L'article 260 punit de la dégradation tout militaire, administrateur ou comptable militaire, qui, s'étant procuré les vrais sceaux, timbres ou marques, en a fait un emploi frauduleux. Mais, que décider, si cet emploi frauduleux avait été fait par le détenteur légitime du sceau, du timbre ou de la marque? L'article lui serait évidemment applicable, et cela, pour trois raison :

1o La loi a voulu frapper l'emploi abusif du sceau vrai.

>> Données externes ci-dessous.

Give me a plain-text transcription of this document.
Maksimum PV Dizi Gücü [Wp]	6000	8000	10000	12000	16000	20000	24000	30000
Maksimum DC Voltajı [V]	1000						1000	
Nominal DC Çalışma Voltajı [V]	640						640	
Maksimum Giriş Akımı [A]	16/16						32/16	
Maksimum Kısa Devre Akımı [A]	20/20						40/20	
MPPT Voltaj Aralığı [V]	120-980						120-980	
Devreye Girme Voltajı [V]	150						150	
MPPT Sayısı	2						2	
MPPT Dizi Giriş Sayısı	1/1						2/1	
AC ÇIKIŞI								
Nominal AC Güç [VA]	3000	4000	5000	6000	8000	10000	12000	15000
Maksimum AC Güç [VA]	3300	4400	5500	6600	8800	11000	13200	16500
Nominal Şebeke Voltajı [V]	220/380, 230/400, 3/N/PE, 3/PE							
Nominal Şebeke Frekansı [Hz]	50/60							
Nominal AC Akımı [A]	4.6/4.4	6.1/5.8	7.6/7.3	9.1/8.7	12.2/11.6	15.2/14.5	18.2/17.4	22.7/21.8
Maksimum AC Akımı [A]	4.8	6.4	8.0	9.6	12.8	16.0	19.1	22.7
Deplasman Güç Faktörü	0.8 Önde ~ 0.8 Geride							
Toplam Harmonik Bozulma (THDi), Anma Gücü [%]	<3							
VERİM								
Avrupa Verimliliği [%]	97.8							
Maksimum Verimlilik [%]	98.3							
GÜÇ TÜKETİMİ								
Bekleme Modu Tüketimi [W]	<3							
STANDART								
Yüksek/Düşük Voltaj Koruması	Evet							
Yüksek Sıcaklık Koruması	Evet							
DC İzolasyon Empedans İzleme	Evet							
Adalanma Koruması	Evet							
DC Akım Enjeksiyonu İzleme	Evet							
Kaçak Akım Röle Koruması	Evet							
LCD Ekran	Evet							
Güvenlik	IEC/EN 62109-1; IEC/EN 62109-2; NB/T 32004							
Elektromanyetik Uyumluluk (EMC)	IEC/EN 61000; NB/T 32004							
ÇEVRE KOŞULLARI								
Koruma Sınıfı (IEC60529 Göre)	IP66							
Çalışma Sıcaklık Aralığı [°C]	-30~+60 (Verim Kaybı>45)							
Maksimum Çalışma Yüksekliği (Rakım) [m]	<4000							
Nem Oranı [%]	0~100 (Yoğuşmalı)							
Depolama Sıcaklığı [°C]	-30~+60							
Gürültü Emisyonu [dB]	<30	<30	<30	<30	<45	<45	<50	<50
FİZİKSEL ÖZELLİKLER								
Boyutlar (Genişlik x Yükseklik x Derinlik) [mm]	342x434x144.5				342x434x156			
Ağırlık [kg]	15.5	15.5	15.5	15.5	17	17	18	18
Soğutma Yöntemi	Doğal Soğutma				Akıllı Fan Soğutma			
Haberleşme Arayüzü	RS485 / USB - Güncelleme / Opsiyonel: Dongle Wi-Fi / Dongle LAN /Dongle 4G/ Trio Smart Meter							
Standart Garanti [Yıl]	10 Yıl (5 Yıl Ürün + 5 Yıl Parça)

2o L'emploi, par le détenteur légitime, du sceau, du timbre ou de la marque, fait au préjudice de l'État ou des militaires, est un emploi abusif, parce que ce n'est point pour cet usage que les sceaux, timbres ou marques ont été remis à ce détenteur légitime.

3o Il y a même une aggravation de culpabilité, puisque le détenteur légitime a commis une fraude précisément à l'aide du moyen qui lui avait été fourni pour prévenir et reconnaître les fraudes d'autrui.

Les articles 259 et 260, enfin, punissent l'administrateur ou comptable militaire qui aura tenté de contrefaire les sceaux, etc., ou qui aura tenté d'en faire une application frauduleuse ou un usage préjudiciable à l'État ou aux intérêts des militaires. Comme il s'agit ici d'une tentative, il faudra poser une question distincte dans les termes exigés par l'article 2 du Code pénal, c'est-à-dire demander s'il y a eu commencement d'exécution qui n'ait manqué son effet que par des circonstances indépendantes de la volonté de l'agent (1).

CHAPITRE X.

Corruption, prévarication et infidélité dans le service et dans l'administration militaire.

ART. 261.

Est puni de la dégradation militaire tout militaire, tout administrateur ou comptable militaire coupable de l'un des crimes de corruption ou

(4) Voir, plus haut, l'article 202 et son commentaire.